November 2005 update
On November 15, 2005, the committee released a revised version of the Accord, incorporating changes to the calculations for market risk and the treatment of double default effects. These changes had been flagged well in advance, as part of a paper released in July 2005.
July 2006 update
On July 4, 2006, the committee released a comprehensive version of the Accord, incorporating the June 2004 Basel II Framework, the elements of the 1988 Accord that were not revised during the Basel II process, the 1996 Amendment to the Capital Accord to Incorporate Market Risks, and the November 2005 paper on Basel II: International Convergence of Capital Measurement and Capital Standards: A Revised Framework. No new elements have been introduced in this compilation. This version is now the current version.

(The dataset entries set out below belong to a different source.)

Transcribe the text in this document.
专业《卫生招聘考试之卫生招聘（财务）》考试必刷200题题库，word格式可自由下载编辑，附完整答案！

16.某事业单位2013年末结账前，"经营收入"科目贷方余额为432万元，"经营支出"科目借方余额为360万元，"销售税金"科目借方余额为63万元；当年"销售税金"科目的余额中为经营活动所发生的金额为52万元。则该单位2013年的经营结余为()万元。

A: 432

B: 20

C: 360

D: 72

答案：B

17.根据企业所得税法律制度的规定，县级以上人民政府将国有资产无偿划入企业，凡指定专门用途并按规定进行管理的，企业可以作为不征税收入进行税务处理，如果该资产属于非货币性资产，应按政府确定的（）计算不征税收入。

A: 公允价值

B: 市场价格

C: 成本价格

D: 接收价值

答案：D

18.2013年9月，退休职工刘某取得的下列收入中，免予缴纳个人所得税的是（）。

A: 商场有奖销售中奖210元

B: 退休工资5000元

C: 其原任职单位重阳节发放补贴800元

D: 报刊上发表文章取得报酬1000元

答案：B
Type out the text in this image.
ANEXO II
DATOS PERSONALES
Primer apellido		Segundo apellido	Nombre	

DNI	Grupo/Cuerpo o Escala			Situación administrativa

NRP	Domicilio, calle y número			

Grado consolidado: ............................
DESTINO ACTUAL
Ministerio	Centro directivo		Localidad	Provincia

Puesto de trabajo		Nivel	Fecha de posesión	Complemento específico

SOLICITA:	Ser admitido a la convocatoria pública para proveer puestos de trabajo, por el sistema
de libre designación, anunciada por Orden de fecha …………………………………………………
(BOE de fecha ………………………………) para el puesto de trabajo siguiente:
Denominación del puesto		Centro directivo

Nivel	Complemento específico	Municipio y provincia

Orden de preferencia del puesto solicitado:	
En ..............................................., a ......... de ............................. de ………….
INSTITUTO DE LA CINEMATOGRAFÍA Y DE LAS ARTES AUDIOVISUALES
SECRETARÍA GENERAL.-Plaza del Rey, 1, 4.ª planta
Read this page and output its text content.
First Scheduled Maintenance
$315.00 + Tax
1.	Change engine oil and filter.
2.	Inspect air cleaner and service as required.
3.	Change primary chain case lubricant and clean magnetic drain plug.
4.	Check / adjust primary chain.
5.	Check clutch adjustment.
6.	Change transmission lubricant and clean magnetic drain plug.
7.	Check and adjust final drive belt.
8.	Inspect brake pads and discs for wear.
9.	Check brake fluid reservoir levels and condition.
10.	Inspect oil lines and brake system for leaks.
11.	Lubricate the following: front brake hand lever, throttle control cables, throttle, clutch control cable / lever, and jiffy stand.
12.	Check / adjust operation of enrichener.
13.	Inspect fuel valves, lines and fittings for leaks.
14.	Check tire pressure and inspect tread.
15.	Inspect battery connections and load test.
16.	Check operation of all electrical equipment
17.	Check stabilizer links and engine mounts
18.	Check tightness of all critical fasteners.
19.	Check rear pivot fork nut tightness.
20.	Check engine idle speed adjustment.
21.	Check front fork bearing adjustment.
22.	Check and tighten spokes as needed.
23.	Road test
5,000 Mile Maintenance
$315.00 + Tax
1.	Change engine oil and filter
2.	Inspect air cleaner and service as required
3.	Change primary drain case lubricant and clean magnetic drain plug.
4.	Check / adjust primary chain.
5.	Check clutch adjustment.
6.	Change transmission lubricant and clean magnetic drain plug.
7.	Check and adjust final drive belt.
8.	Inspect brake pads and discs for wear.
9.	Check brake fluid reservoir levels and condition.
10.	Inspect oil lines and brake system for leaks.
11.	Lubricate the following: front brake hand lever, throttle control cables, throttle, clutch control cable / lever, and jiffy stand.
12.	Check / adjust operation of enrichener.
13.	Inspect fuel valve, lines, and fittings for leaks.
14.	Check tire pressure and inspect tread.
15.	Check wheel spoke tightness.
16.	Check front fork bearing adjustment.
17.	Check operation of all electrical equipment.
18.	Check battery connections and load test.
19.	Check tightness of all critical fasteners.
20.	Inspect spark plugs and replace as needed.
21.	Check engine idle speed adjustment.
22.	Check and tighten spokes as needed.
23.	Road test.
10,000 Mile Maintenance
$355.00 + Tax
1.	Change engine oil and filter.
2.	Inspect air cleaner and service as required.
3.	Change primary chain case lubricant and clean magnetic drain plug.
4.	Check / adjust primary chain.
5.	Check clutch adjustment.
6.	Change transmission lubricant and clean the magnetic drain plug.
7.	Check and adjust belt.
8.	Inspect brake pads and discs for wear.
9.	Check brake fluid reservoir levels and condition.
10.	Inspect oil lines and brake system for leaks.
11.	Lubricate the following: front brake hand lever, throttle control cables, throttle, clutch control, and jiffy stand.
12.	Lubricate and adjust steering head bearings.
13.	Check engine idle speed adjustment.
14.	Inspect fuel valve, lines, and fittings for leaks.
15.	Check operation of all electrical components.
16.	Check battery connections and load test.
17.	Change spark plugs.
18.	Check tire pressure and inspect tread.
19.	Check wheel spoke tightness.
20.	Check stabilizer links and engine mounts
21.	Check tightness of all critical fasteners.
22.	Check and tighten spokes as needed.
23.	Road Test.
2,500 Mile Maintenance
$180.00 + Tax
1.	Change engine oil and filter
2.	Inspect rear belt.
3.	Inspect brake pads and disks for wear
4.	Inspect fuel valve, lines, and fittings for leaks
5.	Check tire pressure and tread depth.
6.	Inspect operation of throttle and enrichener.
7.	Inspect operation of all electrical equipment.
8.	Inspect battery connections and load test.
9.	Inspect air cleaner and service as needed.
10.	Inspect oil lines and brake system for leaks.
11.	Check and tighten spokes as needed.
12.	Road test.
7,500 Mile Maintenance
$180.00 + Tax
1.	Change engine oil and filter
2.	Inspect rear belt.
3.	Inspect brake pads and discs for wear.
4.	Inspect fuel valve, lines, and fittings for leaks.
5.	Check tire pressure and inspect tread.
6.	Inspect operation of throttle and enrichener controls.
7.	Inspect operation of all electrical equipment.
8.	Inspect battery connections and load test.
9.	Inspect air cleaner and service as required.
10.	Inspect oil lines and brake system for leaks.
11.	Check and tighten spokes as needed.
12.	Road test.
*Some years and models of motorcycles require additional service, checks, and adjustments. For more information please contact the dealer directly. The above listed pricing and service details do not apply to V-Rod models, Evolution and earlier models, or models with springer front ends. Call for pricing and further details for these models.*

Basel II and the Regulators
One of the most difficult aspects of implementing an international agreement is the need to accommodate differing cultures, varying structural models, and the complexities of public policy and existing regulation. Banks' senior management will determine corporate strategy - as well as the country in which to base a particular type of business-based in part on how Basel II is ultimately interpreted by various countries' legislatures and regulators.
To assist banks operating with multiple reporting requirements for different regulators according to geographic location, there are several software applications available. These include capital calculation engines and extend to automated reporting solutions which include the reports required under COREP/FINREP
Regulators in most jurisdictions around the world plan to implement the new Accord - but with widely varying timelines and use of the varying methodologies being restricted. The United States of America's various regulators are yet (October 2006) to agree on a final approach, see Basel IA for a discussion. In response to a questionnaire released by the Financial Stability Institute (FSI), 95 national regulators indicated they were to implement Basel II, in some form or another, by 2015.
Work is apparently already underway on Basel III, at least in a preliminary sense. The goals of this project are to refine the definition of bank capital, quantify further classes of risk and to further improve the sensitivity of the risk measures.